На минуту водворяется молчание.
— А видали вы когда-нибудь?.. — спрашиваю я.
— Нет, не видали, где его увидишь? — говорят бурлаки сдержанно.
— Я голос слышал, — говорит Семен, мужик лет под пятьдесят, грустно сидящий на скамье, свесив голову с черными, как смоль, волосами. Он гонял в Козьмодемьянск собственные плоты, которые рубил и сплачивал из половины с лесоторговцем. Ему не повезло. Плот из четырехсот бревен он продал по рублю за бревно; из-за этих двухсот рублей он работал всю зиму, вчетвером, на трех лошадях; теперь, расплатившись с рабочими-сплавщиками и отдав хозяину задаток, да еще лишку («за то, что вода живая и делянка недалече»), — возвращался домой ни с чем… А дома — неизвестно, что ждет его. Всходы были хороши, да дождей нет долго. Если хлеб не уродится, «все станут сбирать, — да подавать-то будет некому». Поэтому он сидел все время задумчивый и грустный, плохо слушал сказки Ефрема и теперь в первый раз еще принял участие в общем разговоре.
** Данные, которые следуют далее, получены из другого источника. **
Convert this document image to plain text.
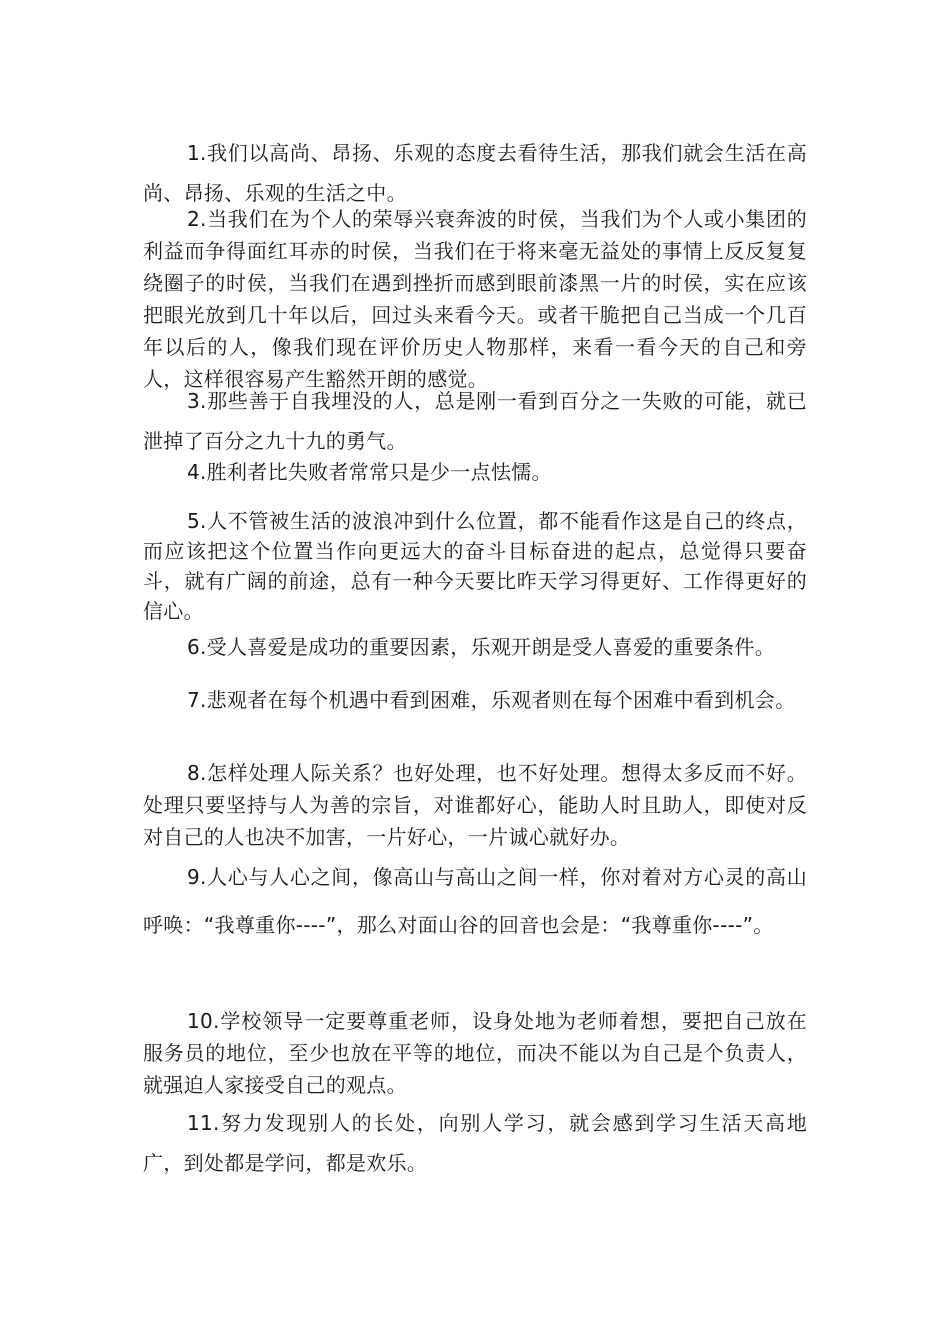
1.我们以高尚、昂扬、乐观的态度去看待生活，那我们就会生活在高尚、昂扬、乐观的生活之中。

2.当我们在为个人的荣辱兴衰奔波的时侯，当我们为个人或小集团的利益而争得面红耳赤的时侯，当我们在于将来毫无益处的事情上反反复复绕圈子的时侯，当我们在遇到挫折而感到眼前漆黑一片的时侯，实在应该把眼光放到几十年以后，回过头来看今天。或者干脆把自己当成一个几百年以后的人，像我们现在评价历史人物那样，来看一看今天的自己和旁人，这样很容易产生豁然开朗的感觉。

3.那些善于自我埋没的人，总是刚一看到百分之一失败的可能，就已泄掉了百分之九十九的勇气。

4.胜利者比失败者常常只是少一点怯懦。

5.人不管被生活的波浪冲到什么位置，都不能看作这是自己的终点，而应该把这个位置当作向更远大的奋斗目标奋进的起点，总觉得只要奋斗，就有广阔的前途，总有一种今天要比昨天学习得更好、工作得更好的信心。

6.受人喜爱是成功的重要因素，乐观开朗是受人喜爱的重要条件。

7.悲观者在每个机遇中看到困难，乐观者则在每个困难中看到机会。

8.怎样处理人际关系？也好处理，也不好处理。想得太多反而不好。处理只要坚持与人为善的宗旨，对谁都好心，能助人时且助人，即使对反对自己的人也决不加害，一片好心，一片诚心就好办。

9.人心与人心之间，像高山与高山之间一样，你对着对方心灵的高山呼唤：“我尊重你----”，那么对面山谷的回音也会是：“我尊重你----”。

10.学校领导一定要尊重老师，设身处地为老师着想，要把自己放在服务员的地位，至少也放在平等的地位，而决不能以为自己是个负责人，就强迫人家接受自己的观点。

11.努力发现别人的长处，向别人学习，就会感到学习生活天高地广，到处都是学问，都是欢乐。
— Да, слыхал голос… В молодых моих летах. В ту пору женился я как раз, по двадцатому году, и поехали мы в лес бревна рубить, жили в лесу семь недель. И пала, братцы, на меня скука об Марье моей, большая скука на меня пала… даже, что есть, ночи не спал. Вот раз мечусь этак в шалашике и говорю себе: хоть бы леший какой весточку принес.
— Т-с, ай-а-ай, — неодобрительно отозвался Ефрем. — Бедко это, что не в час такое слово сказать.
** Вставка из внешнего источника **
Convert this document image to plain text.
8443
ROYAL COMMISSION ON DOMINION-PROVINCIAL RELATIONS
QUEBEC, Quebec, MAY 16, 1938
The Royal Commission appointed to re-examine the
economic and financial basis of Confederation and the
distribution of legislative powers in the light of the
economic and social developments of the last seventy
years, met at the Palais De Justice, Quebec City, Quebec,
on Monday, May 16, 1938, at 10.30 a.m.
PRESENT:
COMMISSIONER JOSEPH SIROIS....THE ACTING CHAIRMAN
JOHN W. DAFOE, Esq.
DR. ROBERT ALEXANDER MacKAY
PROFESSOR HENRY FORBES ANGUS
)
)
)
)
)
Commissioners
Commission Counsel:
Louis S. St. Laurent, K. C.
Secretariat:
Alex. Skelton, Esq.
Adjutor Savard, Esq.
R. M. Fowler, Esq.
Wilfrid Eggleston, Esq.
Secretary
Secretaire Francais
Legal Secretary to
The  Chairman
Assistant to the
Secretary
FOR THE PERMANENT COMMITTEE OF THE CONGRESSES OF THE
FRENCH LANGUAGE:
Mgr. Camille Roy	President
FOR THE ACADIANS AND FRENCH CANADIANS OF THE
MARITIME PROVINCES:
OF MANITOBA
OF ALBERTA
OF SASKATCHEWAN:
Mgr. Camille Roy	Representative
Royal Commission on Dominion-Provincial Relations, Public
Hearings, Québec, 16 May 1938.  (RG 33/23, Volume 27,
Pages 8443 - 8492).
— То-то бедко. Сказывают, в шесть недель дадено ему две минуты. Кто в две те минуты зачем его позовет — он тут как тут.
— Тут уж его воля…
— Верно. У нас на деревне мать дите прокляла — сливки он у нее слизал. «Леший, бает, тебя унеси». Ну, и сказала, видно, в лихой час. Он его сейчас живым делом и цапнул, да в речушке и утопил.
— То-то вот, видишь, како дело… Сказал я это слово и заснул. Много ли спал — не знаю, только прокинулся — слышу кличет кто-то по лесу. Кличет и кличет, и голос ровно бы Алексея-шабра… Пожня тут у него была недалече. Сейчас я на ноги поднялся, чижолко (зипун) накинул на плечи, айда в лес, за ним. Отошел в чащу гон [5], отошел другой, — все кличет, да все дальше, а ближе нету. Как прислушаюсь я, — так у меня волосики дыбком и стали. Гонов с пять уже отошел, а дело было эк же, как вот теперь, темно, да муглонно, да еще и дождик по листу шебаршит. И кличет звонко, а голосу настоящего, слов, стало быть, и нету: только ау-у, ау-о, да го-го-го. Понял я тут, кто меня кличет, сел на землю, дрожу, зуб на зуб не попадает… А он как пойдет круг меня — да выть, да заклинать, да с разных тебе сторон, да на разны тебе голоса: то батька кличет, то старуха, то опять молодая моя, Марьюшка, разливается, зовет. А я сижу на земле, зубом стучу да молитву творю. Как только и жив остался!